It’s that time of year to make new goals and resolutions. There are probably some financial resolutions on your list, or at least there should be. Some may be broad, such as “Save more money.” Some may be specific, such as “Buy a home before July.” Here are 5 realistic, specific financial resolutions you can add to your 2016 resolution list and how to achieve them.
1. Create a realistic budget. Calculate the difference between your monthly income and your monthly fixed spending. Then, decide how much of that you can ideally and realistically save each month. Whatever is left over will go toward your variable spending, such as clothes, entertainment, eating out, etc. Decide which specific categories you can cut back on to help you save each month. Trim the budget wherever you can because little savings add up.
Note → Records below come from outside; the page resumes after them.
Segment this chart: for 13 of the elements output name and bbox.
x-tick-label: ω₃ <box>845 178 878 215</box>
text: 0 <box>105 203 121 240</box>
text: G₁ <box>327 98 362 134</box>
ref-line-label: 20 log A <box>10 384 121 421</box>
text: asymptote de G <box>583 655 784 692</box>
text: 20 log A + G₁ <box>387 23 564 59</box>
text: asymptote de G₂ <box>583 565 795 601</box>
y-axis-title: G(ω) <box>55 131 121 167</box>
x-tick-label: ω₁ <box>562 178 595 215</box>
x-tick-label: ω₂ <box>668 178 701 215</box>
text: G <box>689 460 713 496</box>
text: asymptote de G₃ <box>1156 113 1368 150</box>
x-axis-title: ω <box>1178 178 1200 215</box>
2. Track all your expenses. This goes along with creating a budget, but it’s an important resolution that many fail to keep. Creating a budget is important, but it’s the easy part. Tracking your expenses will allow you to review exactly where your money is going, making it easier to stick to your budget. Tracking your expenses helps you see those leaks in your budget, such as your daily Starbucks runs or fast-food lunches. It also allows you to adjust your budget when necessary. If you are spending $600 every month on groceries, budgeting for $300 is probably unrealistic. There are a number of ways to track your spending. Some banks provide budgeting and tracking programs for you if you use your bank account for all your spending. You can also do it the old-fashioned way by collecting all your receipts and entering your expenditures into a spreadsheet. There are also free apps such as Mint (https://www.mint.com/) that help track expenses.
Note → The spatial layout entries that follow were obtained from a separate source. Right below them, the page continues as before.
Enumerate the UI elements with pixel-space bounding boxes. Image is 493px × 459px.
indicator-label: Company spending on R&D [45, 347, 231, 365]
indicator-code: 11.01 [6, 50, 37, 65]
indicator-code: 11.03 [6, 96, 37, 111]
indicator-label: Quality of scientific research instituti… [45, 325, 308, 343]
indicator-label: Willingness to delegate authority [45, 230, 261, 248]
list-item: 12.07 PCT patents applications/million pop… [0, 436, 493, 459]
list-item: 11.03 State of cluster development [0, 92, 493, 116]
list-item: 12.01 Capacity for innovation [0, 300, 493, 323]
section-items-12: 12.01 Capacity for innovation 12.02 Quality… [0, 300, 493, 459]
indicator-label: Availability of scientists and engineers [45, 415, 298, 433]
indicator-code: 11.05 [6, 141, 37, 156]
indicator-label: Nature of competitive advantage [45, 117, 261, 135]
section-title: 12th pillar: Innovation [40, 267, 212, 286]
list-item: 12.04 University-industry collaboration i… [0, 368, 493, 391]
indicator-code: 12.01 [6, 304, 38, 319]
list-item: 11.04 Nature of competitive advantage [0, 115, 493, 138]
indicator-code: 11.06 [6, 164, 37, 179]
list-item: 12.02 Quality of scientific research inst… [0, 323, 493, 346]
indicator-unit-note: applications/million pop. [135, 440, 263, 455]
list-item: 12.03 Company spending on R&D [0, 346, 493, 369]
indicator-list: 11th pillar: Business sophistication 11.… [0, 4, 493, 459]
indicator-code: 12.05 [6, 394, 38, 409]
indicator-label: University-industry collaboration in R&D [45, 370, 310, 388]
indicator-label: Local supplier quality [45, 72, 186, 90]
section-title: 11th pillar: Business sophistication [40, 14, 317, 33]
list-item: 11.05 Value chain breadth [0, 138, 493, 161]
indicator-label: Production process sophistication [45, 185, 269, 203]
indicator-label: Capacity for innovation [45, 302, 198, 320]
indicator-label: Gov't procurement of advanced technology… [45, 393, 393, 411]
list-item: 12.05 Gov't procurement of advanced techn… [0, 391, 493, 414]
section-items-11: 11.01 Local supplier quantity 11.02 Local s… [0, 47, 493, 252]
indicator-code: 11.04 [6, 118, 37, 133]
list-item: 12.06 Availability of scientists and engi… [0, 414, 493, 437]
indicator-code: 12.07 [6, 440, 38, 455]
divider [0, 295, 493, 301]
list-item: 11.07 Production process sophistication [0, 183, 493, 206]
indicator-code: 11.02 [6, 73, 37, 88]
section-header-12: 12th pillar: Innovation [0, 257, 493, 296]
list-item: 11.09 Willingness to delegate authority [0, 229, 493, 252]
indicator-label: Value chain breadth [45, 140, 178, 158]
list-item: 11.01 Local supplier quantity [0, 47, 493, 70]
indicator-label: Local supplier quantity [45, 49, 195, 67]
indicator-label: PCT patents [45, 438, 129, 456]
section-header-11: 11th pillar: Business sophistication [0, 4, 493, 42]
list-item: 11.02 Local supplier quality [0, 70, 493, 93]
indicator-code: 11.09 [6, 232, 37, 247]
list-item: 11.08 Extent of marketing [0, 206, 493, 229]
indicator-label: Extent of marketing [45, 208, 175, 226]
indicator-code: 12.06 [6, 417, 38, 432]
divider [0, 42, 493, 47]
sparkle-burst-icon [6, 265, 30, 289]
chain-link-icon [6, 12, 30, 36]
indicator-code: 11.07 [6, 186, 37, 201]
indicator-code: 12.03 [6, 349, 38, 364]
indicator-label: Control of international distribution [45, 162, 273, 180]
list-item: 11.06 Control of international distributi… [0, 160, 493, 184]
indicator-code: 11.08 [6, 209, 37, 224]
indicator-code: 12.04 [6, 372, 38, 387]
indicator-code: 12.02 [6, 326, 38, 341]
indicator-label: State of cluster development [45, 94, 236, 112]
3. Pull your credit report. You should pull your credit report and review it at least once each year. Whether or not you plan on making a large purchase in 2016, being familiar with your credit report and credit score will ensure that there are no mistakes on your credit report that could hurt your score or ability to eventually get a loan. Your report will also provide you with any information that may negatively affect your credit. This will help you plan to improve your credit throughout the year.
4. Increase the amount you saved in 2015. Increase the amount you saved each month in 2015 by at least ten percent in 2016. To make saving easier, have a set amount directly deposited into a separate savings account each month so you’re not tempted to spend it.
5. Create a plan to pay down your debt. Consumer debt can be, well, consuming. Create a plan to prioritize your debt and pay down any consumer debt you are currently carrying to avoid overpaying in interest. Some people start with the balance that has the highest interest rate. Others feel a psychological benefit by starting with and paying off the smallest balance first. Develop a realistic plan that works best for you. Before deciding which balance to pay off first, you may benefit from calling your credit card issuers to see if you can get a lower fixed rate on your balance owed. Once you’ve paid off your consumer debt, you should just have one credit card on which the balance is paid in full each month. Cards with outstanding balances should not be used until they are paid in full. If you have student loans as well, focus on consumer debt first, then your student loans since interest rates on consumer debt are generally much higher than student loan interest rates.